Nephropathic cystinosis is a rare disease affecting infants who inherit two mutant copies of the CTNS gene, causing accumulation of cystine in all tissues. At birth, babies appear normal, but growth is impaired by 4 to 6 months and important nutrients leak into the urine. Without treatment, dialysis and transplantation are required by age 10. Other organs deteriorate in the teenage years. In young adults, the muscles, brain and heart are affected and survival beyond 30 years is rare. Current treatment, cysteamine, can delay (but not prevent) renal failure.

In Québec, cystinosis is more common due to a special (“Nonsense”) mutation in the CTNS gene (W138X) introduced into the French Canadian population by an Irish immigrant. Nonsense mutations instruct the cell to stop production of CTNS protein before it is finished. Certain antibiotics (aminoglycosides) can trick the cell to bypass a Nonsense mutation, but are generally too toxic to be used as long-term therapy. In recent years, Eloxx Pharmaceuticals has designed a novel aminoglycoside (ELX-02) that is much less toxic. Studies at McGill University showed that ELX-02 bypasses the W138X mutation in patient cells and shows no toxicity in cells, animals and human volunteers. By restoring production of the normal CTNS protein, sustained ELX-02 therapy has the potential to be curative.

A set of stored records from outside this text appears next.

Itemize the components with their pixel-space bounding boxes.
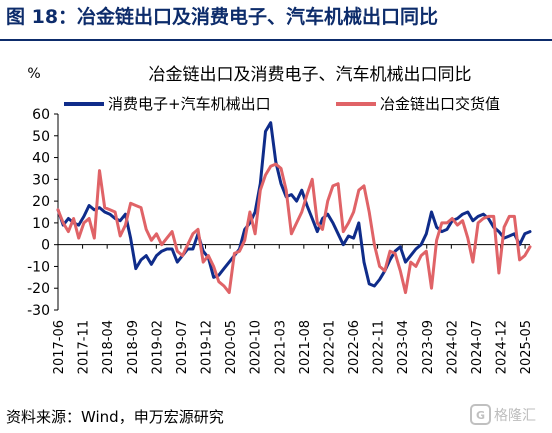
y-tick-label: 50 — [32, 129, 50, 145]
series-line-electronics — [56, 121, 532, 288]
y-tick-label: 60 — [32, 107, 50, 123]
y-tick-label: 0 — [41, 238, 50, 254]
x-tick-label: 2019-02 — [150, 320, 165, 374]
figure-title: 图 18：冶金链出口及消费电子、汽车机械出口同比 — [0, 0, 552, 41]
watermark-icon — [470, 404, 491, 425]
y-tick-label: 10 — [32, 216, 50, 232]
y-tick-label: 20 — [32, 194, 50, 210]
source-note: 资料来源：Wind，申万宏源研究 — [6, 408, 224, 426]
chart-title: 冶金链出口及消费电子、汽车机械出口同比 — [149, 65, 472, 85]
y-tick-label: 30 — [32, 172, 50, 188]
legend-label-electronics: 消费电子+汽车机械出口 — [108, 95, 271, 113]
x-tick-label: 2020-05 — [224, 320, 239, 374]
x-tick-label: 2021-03 — [273, 320, 288, 374]
x-tick-label: 2021-08 — [298, 320, 313, 374]
legend: 消费电子+汽车机械出口 冶金链出口交货值 — [64, 95, 500, 113]
x-tick-label: 2024-12 — [495, 320, 510, 374]
x-tick-label: 2022-01 — [322, 320, 337, 374]
x-tick-label: 2019-12 — [200, 320, 215, 374]
x-tick-label: 2019-07 — [175, 320, 190, 374]
watermark-text: 格隆汇 — [494, 408, 536, 424]
x-tick-label: 2023-09 — [421, 320, 436, 374]
x-tick-label: 2022-11 — [372, 320, 387, 374]
x-tick-label: 2017-06 — [52, 320, 67, 374]
y-axis: -30 -20 -10 0 10 20 30 40 50 60 — [27, 107, 59, 319]
x-tick-label: 2022-06 — [347, 320, 362, 374]
x-tick-label: 2020-10 — [249, 320, 264, 374]
svg-text:G: G — [476, 409, 485, 422]
x-axis: 2017-06 2017-11 2018-04 2018-09 2019-02 2019-… — [52, 244, 534, 374]
x-tick-label: 2024-07 — [470, 320, 485, 374]
series-layer — [56, 121, 532, 295]
y-tick-label: -30 — [27, 303, 50, 319]
x-tick-label: 2017-11 — [77, 320, 92, 374]
x-tick-label: 2025-05 — [519, 320, 534, 374]
series-line-metallurgy — [56, 162, 532, 295]
y-tick-label: -20 — [27, 281, 50, 297]
y-axis-unit: % — [27, 66, 40, 82]
x-tick-label: 2023-04 — [396, 320, 411, 374]
watermark-logo: G 格隆汇 — [470, 402, 546, 428]
legend-label-metallurgy: 冶金链出口交货值 — [380, 95, 500, 113]
x-tick-label: 2018-09 — [126, 320, 141, 374]
y-tick-label: -10 — [27, 259, 50, 275]
y-tick-label: 40 — [32, 151, 50, 167]
x-tick-label: 2018-04 — [101, 320, 116, 374]
x-tick-label: 2024-02 — [445, 320, 460, 374]
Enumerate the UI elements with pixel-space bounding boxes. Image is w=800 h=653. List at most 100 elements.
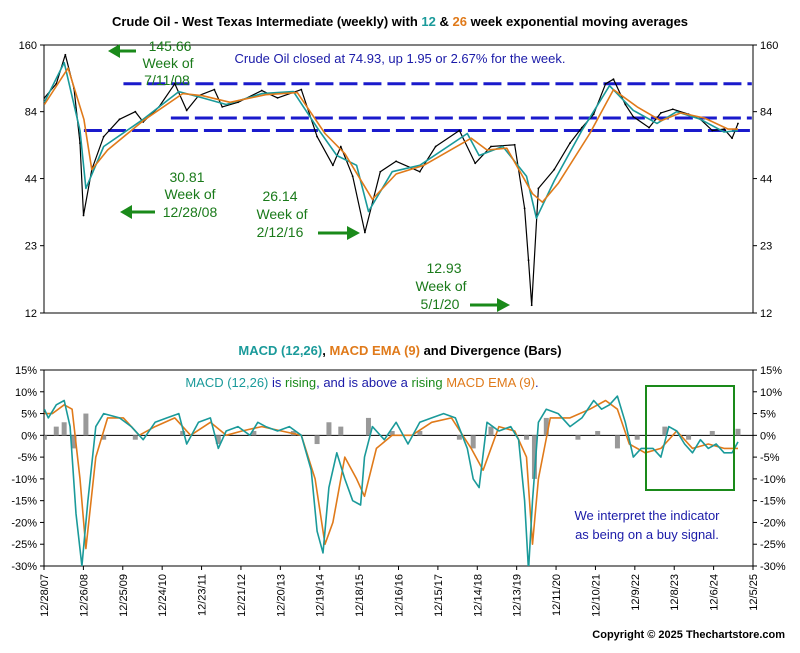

Eloxx Pharmaceuticals is now partnering with the laboratory of Dr. Paul Goodyer to screen North Americans for CTNS Nonsense Mutations and then move to a Phase II clinical trial. If the trial proves successful, ELX-02 could save up to 5.2 million in the case of cystinosis and would set a precedent for a broad application in other genetic diseases caused by Nonsense Mutations.